# Euclid’s Proposition I.3 overused?

[ Question copied from https://math.stackexchange.com/questions/2541170/euclid-s-proposition-i-3-overused ]

Although the references to postulates, axioms, and previous propositions are not part of the original text of Euclid's Elements, all the editions I have seen contain them.

In many propositions, it is needed to make adjacent segments, say $$PR$$ and $$PQ$$ equal. Examples include:

All the editions linked from this page and more (I do not have enough reputation to post the links to them): John Casey’s English translation, Richard Fitzpatrick’s edition, Johan Ludvig Heiberg's edition, and Józef Czech's Polish translation refer in those cases to Proposition I.3, which is about making arbitrary segments equal (“To cut off from the greater of two given unequal straight lines a straight line equal to the less”).

As I understand it, for making adjacent segments equal, Postulate 3 (“Let it be postulated to draw a circle with any center and radius”) is sufficient. Why do all those editions of Elements refer to Proposition I.3 instead of Postulate 3 in the propositions I listed above? The only reason I can think of is editors' inertia.

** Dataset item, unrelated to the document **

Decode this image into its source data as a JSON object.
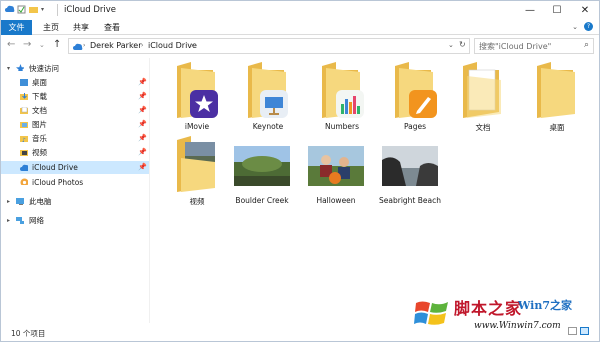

[I am not asking about uncontroversial uses of Proposition I.3, like Proposition I.6, where $$DB$$ is made equal to $$AC$$.]

I think Euclid does refer to previous propositions by echoing the words. Compare the alleged use of I.3 in I.5, given with a word-for-word translation of the Greek words:

δύο δοθεισῶν εὐθειῶν ἀνίσων         % Of two given straights unequal,
ἀπὸ τῆς μείζονος                  % from the greater,
τῇ ἐλάσσονι ἴσην                  % to the lesser equal
εὐθεῖαν                           % (a) straight
ἀφελεῖν.                          % to take

ἀφῃρήσθω                            % let there have been taken
ἀπὸ τῆς μείζονος τῆς ΑΕ           % from the greater AE
τῇ ἐλάσσονι τῇ ΑΖ ἴση             % to the lesser AF (ΑΖ) equal
ἡ ΑΗ                              % the (straight) AG (ΑΗ)


To be more pedantic one could interpret the references to the figure as appositives: for example, "ἀπὸ τῆς μείζονος τῆς ΑΕ..." could be read "from the greater, the (straight) AE,...." The main difference in I.5 is the omission of an explicit statement of what is given and the position of the verb. The rest is word-for-word the same except for the appositives, which clarify the application to the proposition. In this way, Euclid is referring to I.3 and no other proposition or postulate. Throughout the Elements, Euclid refers to the relevant definition, postulate, etc. by echoing the words. At first such references are word-for-word as above. Later he sometimes shortens it.

I suppose that you are right. Besides, what you suggested (using postulate 3 when the segments are adjacent) is exactly what Euclid does in his proof of proposition 2. At this point, he could not possibly use proposition 3, of course. Besides, the proof of proposition 3 uses proposition 2.